Shop LC
- Country: United States
- Broadcast area: United States and Canada
- Headquarters: Austin, Texas

Programming
- Language: English
- Picture format: 1080i (HDTV) 480i (SDTV)

Ownership
- Owner: Vaibhav Global
- Sister channels: The Jewellery Channel (United Kingdom)

History
- Launched: 2007
- Former names: The Jewelry Channel (2007-09) Liquidation Channel (2009-16)

Links
- Website: www.shoplc.com

Availability

Terrestrial
- Available over the air in select markets: Check local listings

Streaming media
- Digital media receiver: Roku channel
- Live stream: Watch live

= Shop LC =

American home shopping television network

Shop LC, formerly known as Liquidation Channel and The Jewelry Channel, is an American cable television shopping channel based in Austin, Texas.The network is a subsidiary of the Indian-based Vaibhav Global Limited.

The network's reach is approximately 77 million households in the United States. The network sells inventory in a reverse auction format. It additionally airs late nights on the American broadcast networks Retro TV, LATV, and TeleXitos through a time brokerage agreement, along with varied digital subchannel coverage nationwide. The channel primarily sells jewelry, beauty, fashion, home decor and lifestyle products.

== History ==
Shop LC was originally launched as The Jewelry Channel in 2007.

In 2009, The Jewelry Channel was renamed as Liquidation Channel and switched over to a discount liquidation model in 2009 due to a lack of demand for luxury items in the Great Recession, and to reduce confusion with the already-existing Jewelry Television. The channel originally expected to liquidate merchandise and cease operations.

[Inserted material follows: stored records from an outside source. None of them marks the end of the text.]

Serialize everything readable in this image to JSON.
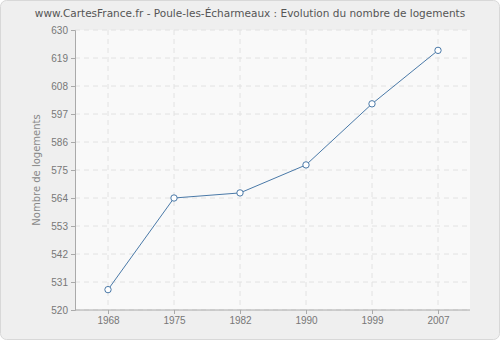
{
  "chart_data": {
    "type": "line",
    "title": "www.CartesFrance.fr - Poule-les-Écharmeaux : Evolution du nombre de logements",
    "y_label": "Nombre de logements",
    "categories": [
      "1968",
      "1975",
      "1982",
      "1990",
      "1999",
      "2007"
    ],
    "values": [
      528,
      564,
      566,
      577,
      601,
      622
    ],
    "color": "#4a79a8",
    "marker": "circle",
    "ylim": [
      520,
      630
    ],
    "yticks": [
      520,
      531,
      542,
      553,
      564,
      575,
      586,
      597,
      608,
      619,
      630
    ],
    "grid": true
  }
}
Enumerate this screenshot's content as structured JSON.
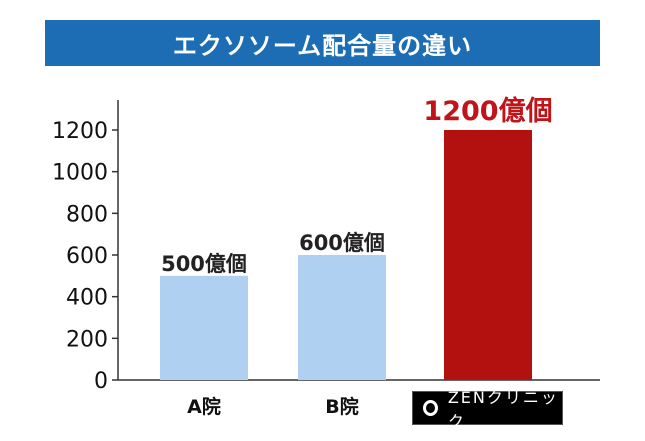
{
  "chart_data": {
    "type": "bar",
    "title": "エクソソーム配合量の違い",
    "categories": [
      "A院",
      "B院",
      "ZENクリニック"
    ],
    "values": [
      500,
      600,
      1200
    ],
    "data_labels": [
      "500億個",
      "600億個",
      "1200億個"
    ],
    "colors": [
      "#afd0f0",
      "#afd0f0",
      "#b3110f"
    ],
    "label_colors": [
      "#222222",
      "#222222",
      "#c0141a"
    ],
    "yticks": [
      0,
      200,
      400,
      600,
      800,
      1000,
      1200
    ],
    "ylim": [
      0,
      1200
    ],
    "xlabel": "",
    "ylabel": "",
    "grid": false
  }
}
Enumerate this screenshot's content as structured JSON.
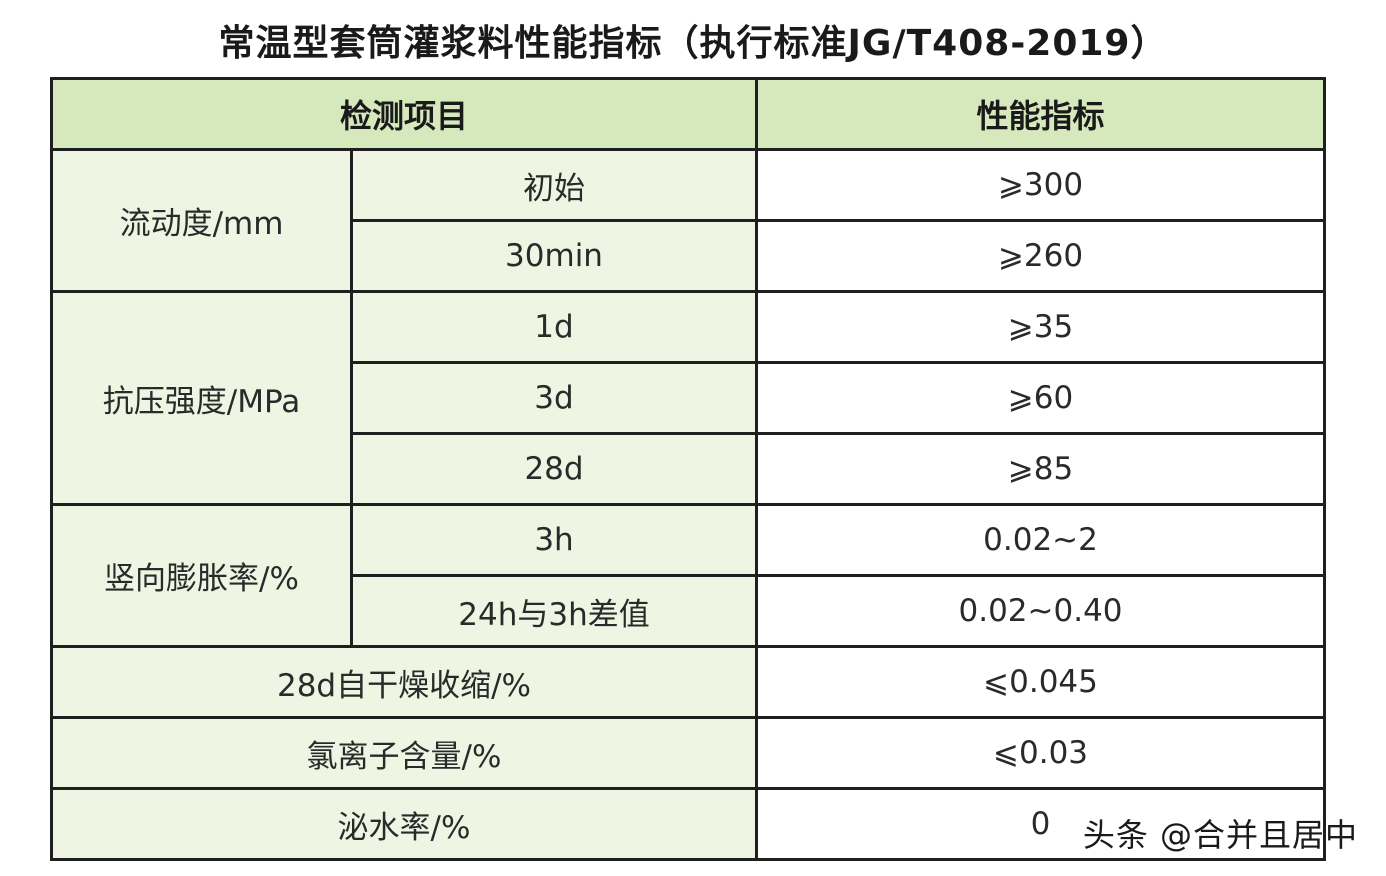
{
  "title": "常温型套筒灌浆料性能指标（执行标准JG/T408-2019）",
  "headers": {
    "item": "检测项目",
    "indicator": "性能指标"
  },
  "groups": [
    {
      "name": "流动度/mm",
      "rows": [
        {
          "sub": "初始",
          "value": "⩾300"
        },
        {
          "sub": "30min",
          "value": "⩾260"
        }
      ]
    },
    {
      "name": "抗压强度/MPa",
      "rows": [
        {
          "sub": "1d",
          "value": "⩾35"
        },
        {
          "sub": "3d",
          "value": "⩾60"
        },
        {
          "sub": "28d",
          "value": "⩾85"
        }
      ]
    },
    {
      "name": "竖向膨胀率/%",
      "rows": [
        {
          "sub": "3h",
          "value": "0.02~2"
        },
        {
          "sub": "24h与3h差值",
          "value": "0.02~0.40"
        }
      ]
    }
  ],
  "single_rows": [
    {
      "item": "28d自干燥收缩/%",
      "value": "⩽0.045"
    },
    {
      "item": "氯离子含量/%",
      "value": "⩽0.03"
    },
    {
      "item": "泌水率/%",
      "value": "0"
    }
  ],
  "watermark": "头条 @合并且居中"
}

Jewelry Television sued Liquidation Channel for infringement of a reverse auction patent in June 2013. In October 2015, the Patent Trial and Appeal Board invalidated Jewelry Television's "abstract ideas" patent based on the previous Alice Corp. v. CLS Bank International ruling. On May 28, 2015, two customers sued the channel over falsely advertised discounts.

On January 9, 2017, Liquidation Channel officially rebranded itself as Shop LC; it had already removed all uses of the Liquidation Channel branding in full throughout 2016, branding solely as "LC". The meaning of the LC abbreviation was also changed so the channel's name now stands for "Shop Low-Cost". Kevin Lyons, president of Shop LC, stated that the rebrand to Shop LC is "about evolution". In addition to the name change, Shop LC designed new broadcast studios, updated television and website graphics and expanded its corporate headquarters.

In early 2021, Vaibhav Global came to terms with Hearst Television to carry the network on that station group's subchannels in a number of major markets, and has also added other broadcast subchannel affiliates throughout the United States to extend its coverage. The Hearst deal ended on May 1, 2022.

On November 18, 2021, it was announced that Shop LC would relocate from Austin proper to suburban Cedar Park by 2024, with the encouragement of sales tax and job creation incentives to build a production, office, and warehouse facility planned to be 200000 sqft, however this move has yet to occur.